First, you are twisting her words. She was referring to the entire group of 51, not the Rapid Progressors alone. And 15.3 is impressive, for Rapid Progressors. It’s 5 months longer than the best these rapid progressor patients can hope for - 10 months.

Second, you are assuming... again... when you state they didn’t review these patients at the 6 month scans. You have no idea if “THE INDEPENDENT MEDICAL IMAGING COMPANY” that initially did the sorting, didn’t re-sort a few of these patients at a slightly later point…say the 6 month mark. You know full well that scans were done every two months - the two patient consent forms demonstrate that. The poster is showing, however, how these patients presented two months after the Baseline visit, done after receiving intensive chemo and radiation. That MRI definitively ruled you in or out for the main arm of the trial. The Month 2 MRI appears to be the primary source used to sort the patients.

I don’t think you are being fair here. You are asking for a give on the 108. Fine… I give. With Canada on board, and Woodford's funding, I doubt it’ll make a difference in timing. Clinical trials still shows Estimated Primary Completion Date of September 2015.
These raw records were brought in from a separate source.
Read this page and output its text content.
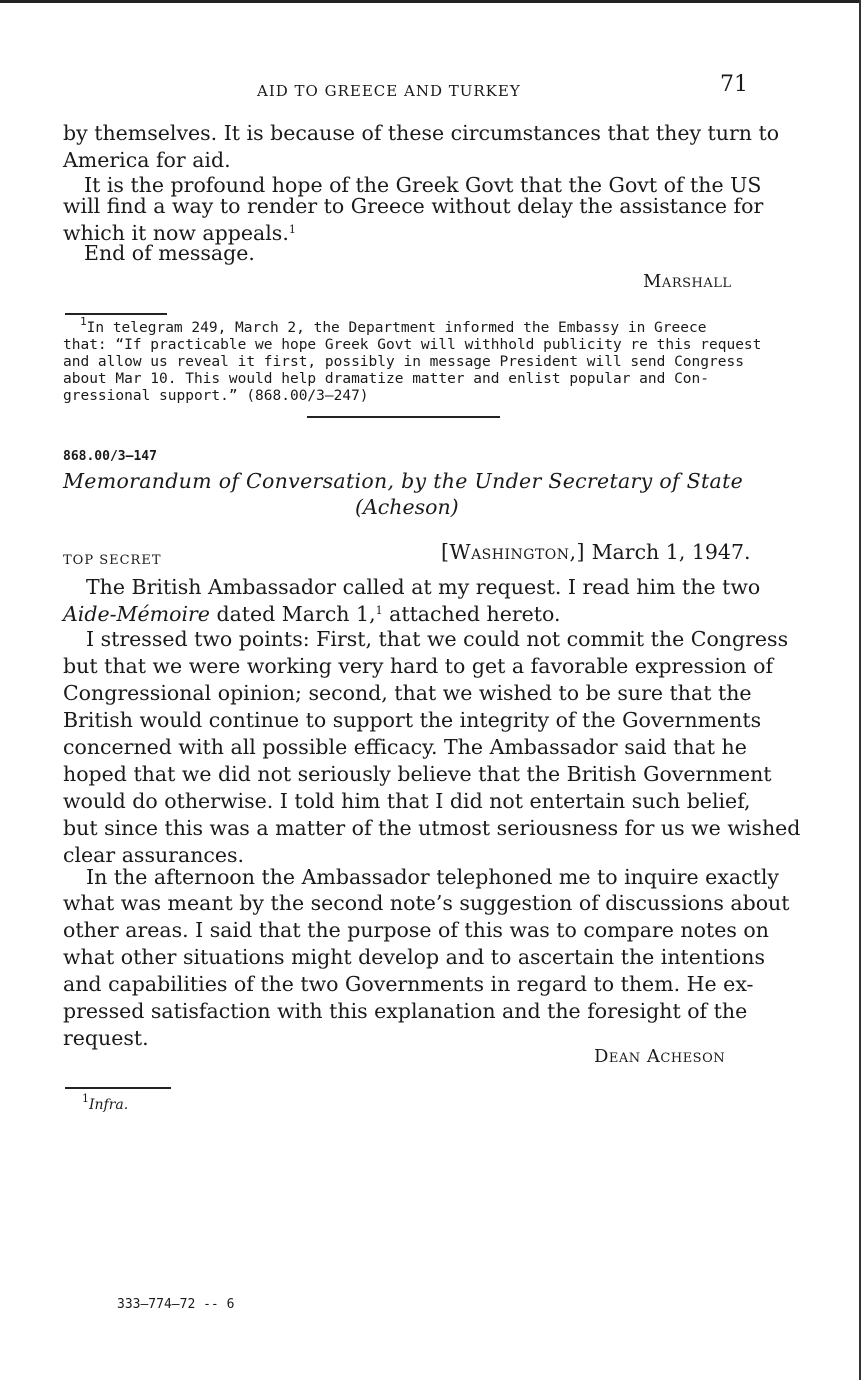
AID TO GREECE AND TURKEY	71

by themselves. It is because of these circumstances that they turn to

America for aid.

It is the profound hope of the Greek Govt that the Govt of the US

will find a way to render to Greece without delay the assistance for

which it now appeals.$^1$

End of message.

Marshall

$^1$In telegram 249, March 2, the Department informed the Embassy in Greece

that: “If practicable we hope Greek Govt will withhold publicity re this request

and allow us reveal it first, possibly in message President will send Congress

about Mar 10. This would help dramatize matter and enlist popular and Con-

gressional support.” (868.00/3–247)

868.00/3–147
Memorandum of Conversation, by the Under Secretary of State
(Acheson)
TOP SECRET	[Washington,] March 1, 1947.

The British Ambassador called at my request. I read him the two

Aide-Mémoire dated March 1,$^1$ attached hereto.

I stressed two points: First, that we could not commit the Congress

but that we were working very hard to get a favorable expression of

Congressional opinion; second, that we wished to be sure that the

British would continue to support the integrity of the Governments

concerned with all possible efficacy. The Ambassador said that he

hoped that we did not seriously believe that the British Government

would do otherwise. I told him that I did not entertain such belief,

but since this was a matter of the utmost seriousness for us we wished

clear assurances.

In the afternoon the Ambassador telephoned me to inquire exactly

what was meant by the second note’s suggestion of discussions about

other areas. I said that the purpose of this was to compare notes on

what other situations might develop and to ascertain the intentions

and capabilities of the two Governments in regard to them. He ex-

pressed satisfaction with this explanation and the foresight of the

request.

Dean Acheson
$^1$Infra.
333–774—72 -- 6
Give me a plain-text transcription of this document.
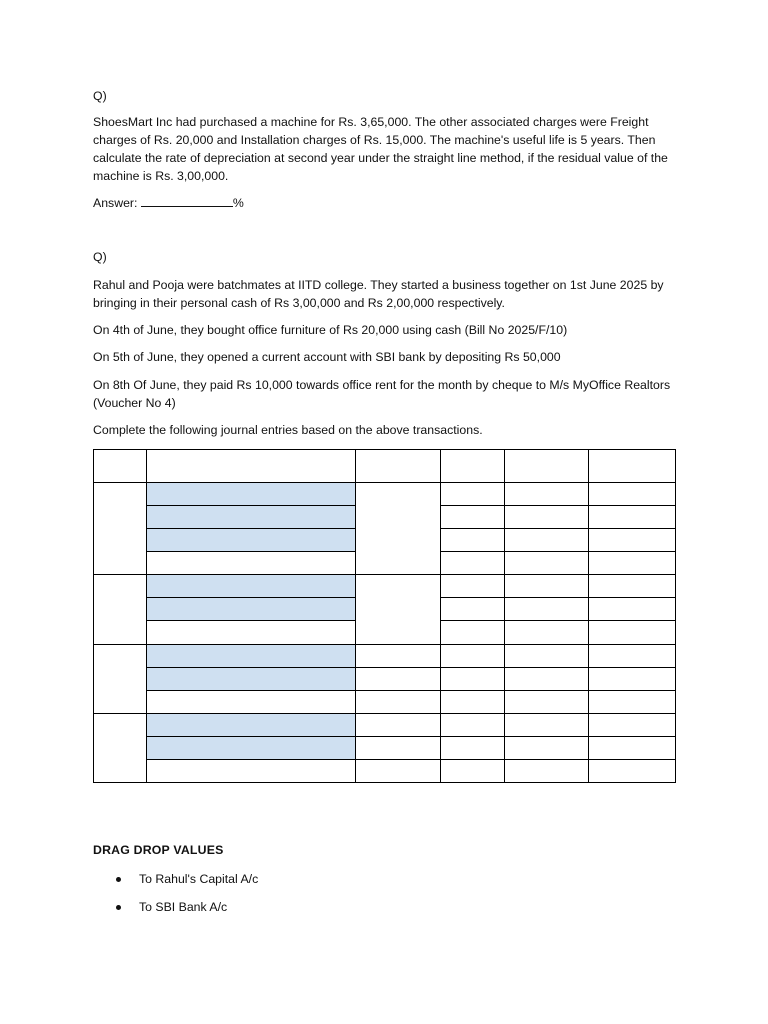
Q)

ShoesMart Inc had purchased a machine for Rs. 3,65,000. The other associated charges were Freight charges of Rs. 20,000 and Installation charges of Rs. 15,000. The machine's useful life is 5 years. Then calculate the rate of depreciation at second year under the straight line method, if the residual value of the machine is Rs. 3,00,000.

Answer:	%

Q)

Rahul and Pooja were batchmates at IITD college. They started a business together on 1st June 2025 by bringing in their personal cash of Rs 3,00,000 and Rs 2,00,000 respectively.

On 4th of June, they bought office furniture of Rs 20,000 using cash (Bill No 2025/F/10)

On 5th of June, they opened a current account with SBI bank by depositing Rs 50,000

On 8th Of June, they paid Rs 10,000 towards office rent for the month by cheque to M/s MyOffice Realtors (Voucher No 4)

Complete the following journal entries based on the above transactions.

DRAG DROP VALUES
To Rahul's Capital A/c
To SBI Bank A/c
But you are not giving on the info arm. These patients were the sickest of the sick to start with. Some responded better to the at least 3 vaccines of DCVax-L than others given in those first two month, resulting in them being sorted into the Indeterminate Progressor group. The Rapid Progressors are… Rapid Progressors. I'd like you to now admit these were the "sickest of the sick". Oh... and that Linda was not lying when she said the trial increased by 36.

I will wait with “patience” for your give.